Birmingham Opera Company: you know the form.

The barely-there publicity, the semi-derelict warehouse venues, the portaloos… But then it starts.

Milling crowds turn into actors; the orchestra surges, and in an instant, you find yourself engulfed in a pushing, shoving, swirling mass of choral singing. The heart revs, and you’re dragged in and under. It’s overwhelming. In those moments, it feels like there’s no other possible way to experience opera.

We’re used to Graham Vick’s company achieving the impossible: but this production of Tippett’s 1977 opera The Ice Break – only the second production in the UK – is arguably a greater artistic achievement even than Stockhausen’s Mittwoch in 2012.

To take an opera that’s effectively been written off; to look past superficial criticism (an electric guitar and a couple of “f**ks”: so what?), to recognise a work filled with frighteningly contemporary ideas and emotions (one whose Mussorgsky-like use of the chorus makes it perfect for BOC’s approach) and then to give it so involving and urgent a production, demands heroic insight and belief.

What hit home first was Tippett’s score: dark, taut, grippingly dramatic, lightened by delicate (but never sentimental) moments of fantasy and grace.

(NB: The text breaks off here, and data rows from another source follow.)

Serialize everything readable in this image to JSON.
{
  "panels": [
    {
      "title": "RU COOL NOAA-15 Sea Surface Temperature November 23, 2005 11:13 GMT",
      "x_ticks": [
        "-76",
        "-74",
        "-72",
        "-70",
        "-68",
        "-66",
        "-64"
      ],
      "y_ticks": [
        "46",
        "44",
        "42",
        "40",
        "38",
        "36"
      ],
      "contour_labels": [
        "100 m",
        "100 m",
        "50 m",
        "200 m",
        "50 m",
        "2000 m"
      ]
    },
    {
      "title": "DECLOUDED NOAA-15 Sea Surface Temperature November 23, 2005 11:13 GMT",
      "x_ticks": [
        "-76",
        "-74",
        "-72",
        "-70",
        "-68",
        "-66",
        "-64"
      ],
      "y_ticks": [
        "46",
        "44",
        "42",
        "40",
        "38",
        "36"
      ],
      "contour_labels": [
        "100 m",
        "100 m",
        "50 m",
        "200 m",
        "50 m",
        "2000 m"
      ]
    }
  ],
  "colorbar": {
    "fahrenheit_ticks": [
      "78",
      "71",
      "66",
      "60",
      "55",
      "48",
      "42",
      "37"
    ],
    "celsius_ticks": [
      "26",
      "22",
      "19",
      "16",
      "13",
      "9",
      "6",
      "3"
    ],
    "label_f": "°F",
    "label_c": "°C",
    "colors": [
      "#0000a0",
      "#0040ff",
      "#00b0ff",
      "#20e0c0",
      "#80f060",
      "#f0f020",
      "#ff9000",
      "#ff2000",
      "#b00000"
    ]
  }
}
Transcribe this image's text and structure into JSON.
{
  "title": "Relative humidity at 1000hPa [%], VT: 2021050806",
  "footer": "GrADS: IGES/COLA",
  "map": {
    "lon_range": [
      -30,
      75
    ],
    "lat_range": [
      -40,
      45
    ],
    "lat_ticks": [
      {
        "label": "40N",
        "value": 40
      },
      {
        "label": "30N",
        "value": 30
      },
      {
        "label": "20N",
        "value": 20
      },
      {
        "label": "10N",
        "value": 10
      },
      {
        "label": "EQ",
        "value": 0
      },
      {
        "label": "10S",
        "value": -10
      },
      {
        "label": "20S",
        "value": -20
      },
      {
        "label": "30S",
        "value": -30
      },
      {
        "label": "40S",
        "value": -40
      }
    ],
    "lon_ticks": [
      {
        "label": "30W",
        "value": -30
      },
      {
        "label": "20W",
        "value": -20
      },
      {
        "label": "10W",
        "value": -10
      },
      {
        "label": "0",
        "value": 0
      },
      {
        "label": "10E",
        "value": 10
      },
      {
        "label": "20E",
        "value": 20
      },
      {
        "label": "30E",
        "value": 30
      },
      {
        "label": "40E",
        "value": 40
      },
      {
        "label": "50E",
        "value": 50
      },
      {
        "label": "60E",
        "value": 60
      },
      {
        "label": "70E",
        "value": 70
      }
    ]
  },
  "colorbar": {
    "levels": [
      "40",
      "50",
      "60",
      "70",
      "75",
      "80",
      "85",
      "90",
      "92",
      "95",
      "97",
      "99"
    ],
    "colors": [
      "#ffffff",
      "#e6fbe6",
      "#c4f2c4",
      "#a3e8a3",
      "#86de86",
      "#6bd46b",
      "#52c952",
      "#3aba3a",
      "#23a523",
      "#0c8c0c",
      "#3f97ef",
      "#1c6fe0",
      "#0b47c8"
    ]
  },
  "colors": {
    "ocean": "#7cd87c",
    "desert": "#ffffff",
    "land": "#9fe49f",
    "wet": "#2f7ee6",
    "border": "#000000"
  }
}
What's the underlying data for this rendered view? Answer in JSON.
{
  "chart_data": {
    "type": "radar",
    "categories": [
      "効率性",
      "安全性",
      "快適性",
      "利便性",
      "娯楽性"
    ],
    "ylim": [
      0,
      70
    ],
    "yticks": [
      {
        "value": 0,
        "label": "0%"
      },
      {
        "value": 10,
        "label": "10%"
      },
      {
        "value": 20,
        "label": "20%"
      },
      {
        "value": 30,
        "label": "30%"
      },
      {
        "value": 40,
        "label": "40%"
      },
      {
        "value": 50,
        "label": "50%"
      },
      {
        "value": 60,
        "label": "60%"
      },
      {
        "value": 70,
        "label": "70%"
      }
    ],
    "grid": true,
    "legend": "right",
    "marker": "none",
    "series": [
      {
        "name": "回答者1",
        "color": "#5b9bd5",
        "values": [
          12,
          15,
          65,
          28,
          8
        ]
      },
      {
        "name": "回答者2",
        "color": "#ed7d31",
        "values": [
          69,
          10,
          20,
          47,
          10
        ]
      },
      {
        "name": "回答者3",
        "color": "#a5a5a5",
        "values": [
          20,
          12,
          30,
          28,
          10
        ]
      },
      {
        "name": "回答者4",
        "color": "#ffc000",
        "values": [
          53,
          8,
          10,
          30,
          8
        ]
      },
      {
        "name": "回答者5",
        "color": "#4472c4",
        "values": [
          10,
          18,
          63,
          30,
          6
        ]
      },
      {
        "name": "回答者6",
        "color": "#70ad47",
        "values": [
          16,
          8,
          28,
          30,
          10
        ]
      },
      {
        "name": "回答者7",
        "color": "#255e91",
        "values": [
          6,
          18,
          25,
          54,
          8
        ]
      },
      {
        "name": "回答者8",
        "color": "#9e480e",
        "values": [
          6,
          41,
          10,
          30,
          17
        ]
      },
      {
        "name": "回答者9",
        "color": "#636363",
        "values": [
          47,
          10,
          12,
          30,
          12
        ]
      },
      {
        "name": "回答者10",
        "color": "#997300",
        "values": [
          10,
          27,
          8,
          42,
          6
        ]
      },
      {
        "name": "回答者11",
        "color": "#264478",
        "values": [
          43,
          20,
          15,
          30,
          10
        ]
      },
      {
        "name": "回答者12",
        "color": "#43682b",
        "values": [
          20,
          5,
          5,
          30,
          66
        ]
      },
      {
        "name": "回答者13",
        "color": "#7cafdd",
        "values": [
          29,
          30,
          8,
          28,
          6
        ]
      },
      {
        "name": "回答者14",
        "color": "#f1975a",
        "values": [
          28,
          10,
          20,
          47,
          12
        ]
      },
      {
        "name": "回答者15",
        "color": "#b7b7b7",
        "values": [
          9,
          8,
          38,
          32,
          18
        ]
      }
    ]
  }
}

The CBSO under Andrew Gourlay played their socks off in what (whether they realise it or not) will probably be their most artistically significant performance this year.

The amateur chorus, trained by Jonathan Laird, wasn’t quite as precise – but any rough edges in their ferociously difficult music simply added to the sense of elemental energy crucial to Tippett’s riot scenes. They were – just as Tippett would have wanted - a force of nature.

There were problems. In BOC’s promenade format (designer Stuart Nunn decked out the warehouse as an airport lounge), it’s the luck of the draw whether or not you can see the action at any given time. Audibility was an issue.

But we were close enough to sense the commanding physicality of Ta’u Pupu’a as the Muhammad Ali-like Olympion – a plausible figurehead for the mob – and feel the tenderness between Andrew Slater’s weary dissident Lev and Nadine Benjamin as his wife Nadia: affecting performances, sung more expressively than you’d think possible in so large a space.

Ross Ramgobin embodied the troubling role of Lev’s son Yuri with fierce conviction; and Chrystal E Williams’ heartfelt Act 2 monologue may in its quiet way have been the evening’s musical high point.

But the night belonged to the entire company: and above all, to Tippett himself.

The final scene set a shard of hope against a world quickly filling with darkness: protestors, hippy-dippy escapists, ISIS killers. If Tippett’s drama fell flat as a Cold War parable in 1977, 38 years later – in Vick’s production – it seems to throw out more and bigger questions than we’re able to answer.

I’m just going to say it: The Ice Break is a masterpiece and this production strikes me as the greatest thing that Birmingham Opera Company has yet done.

The Ice Break is staged until April 9 at the B12 Warehouse in Charles Henry Street, Digbeth.